Just three weeks shy of her retirement, Sharon Birge died on an introductory rafting trip on the Deschutes River she took with her family two summers ago.
“The second rapid we went through, the boat tipped sideways. My mom was thrown forcefully from one side of the raft to the other. She hit her head on something,” said Wellman.
Birge’s brain began to swell, and she died 10 days later.
“The doctors at OHSU said if she had a helmet on, she should be alive today,” said Wellman.
Helmets, she says, were never offered to her family by the company. She says the requirement should be common sense.

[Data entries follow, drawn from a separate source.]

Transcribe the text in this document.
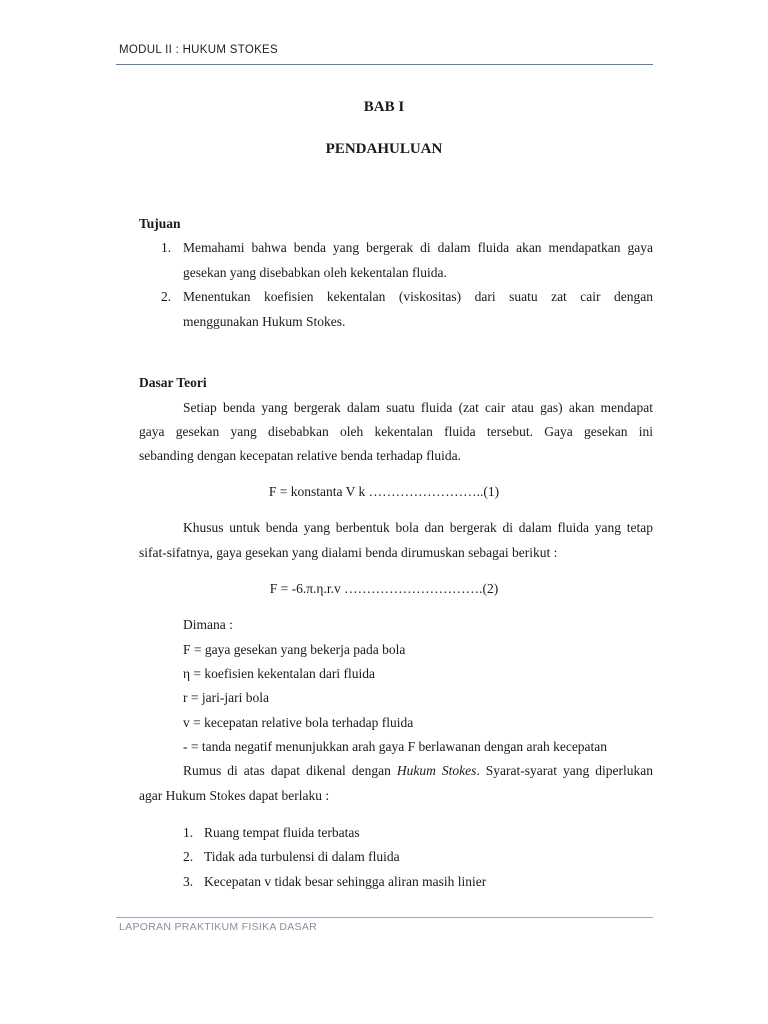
MODUL II : HUKUM STOKES
BAB I
PENDAHULUAN
Tujuan
1. Memahami bahwa benda yang bergerak di dalam fluida akan mendapatkan gaya
gesekan yang disebabkan oleh kekentalan fluida.
2. Menentukan koefisien kekentalan (viskositas) dari suatu zat cair dengan
menggunakan Hukum Stokes.
Dasar Teori
Setiap benda yang bergerak dalam suatu fluida (zat cair atau gas) akan mendapat
gaya gesekan yang disebabkan oleh kekentalan fluida tersebut. Gaya gesekan ini
sebanding dengan kecepatan relative benda terhadap fluida.
F = konstanta V k ……………………..(1)
Khusus untuk benda yang berbentuk bola dan bergerak di dalam fluida yang tetap
sifat-sifatnya, gaya gesekan yang dialami benda dirumuskan sebagai berikut :
F = -6.π.η.r.v ………………………….(2)
Dimana :
F = gaya gesekan yang bekerja pada bola
η = koefisien kekentalan dari fluida
r = jari-jari bola
v = kecepatan relative bola terhadap fluida
- = tanda negatif menunjukkan arah gaya F berlawanan dengan arah kecepatan
Rumus di atas dapat dikenal dengan Hukum Stokes. Syarat-syarat yang diperlukan
agar Hukum Stokes dapat berlaku :
1. Ruang tempat fluida terbatas
2. Tidak ada turbulensi di dalam fluida
3. Kecepatan v tidak besar sehingga aliran masih linier
LAPORAN PRAKTIKUM FISIKA DASAR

“It seems so simple now; it's not something we would have thought about,” said Wellman. “It makes me upset and sad, and it makes me want to do something so no one else will have to go through this.”
Senate Bill 643 is her answer. The bill would require any outfitter and guide to offer helmets to passengers on waters rated Class III or above. Rapids are ranked on a class scale of 1 to 6, with 6 being the most challenging.
Zach Collier already offers helmets to his passengers, but he says it wouldn't make sense to force them to wear one.
“Sometimes it's unsafe. If it's super warm, it can create heat injuries.”
Collier owns Northwest Rafting Company. He says in his 20 years of guiding, he has never had anyone get a head injury.
“If they were to create a law requiring people to wear PFDs is more effective in terms of saving lives,” he said.
Not having a PFD (Personal Flotation Device, or life jacket) is the second most common cause of death in water, according to American Whitewater, a nonprofit organization that maintains the American Whitewater Safety Code. Out of the 21 causes of death, head injuries are ranked 16th, and caused 4 percent of deaths from 1975-2016. The number one cause, is cold water.
While offering helmets are important, Collier says there are other risks more concerning.
“What would help keep people safe is wearing a wetsuit if it's cold, wearing a PFD, and not drinking on the river.”
Currently, SB 643 is sitting in the rules committee. It will have to get passed by both the Senate and House before it can become law.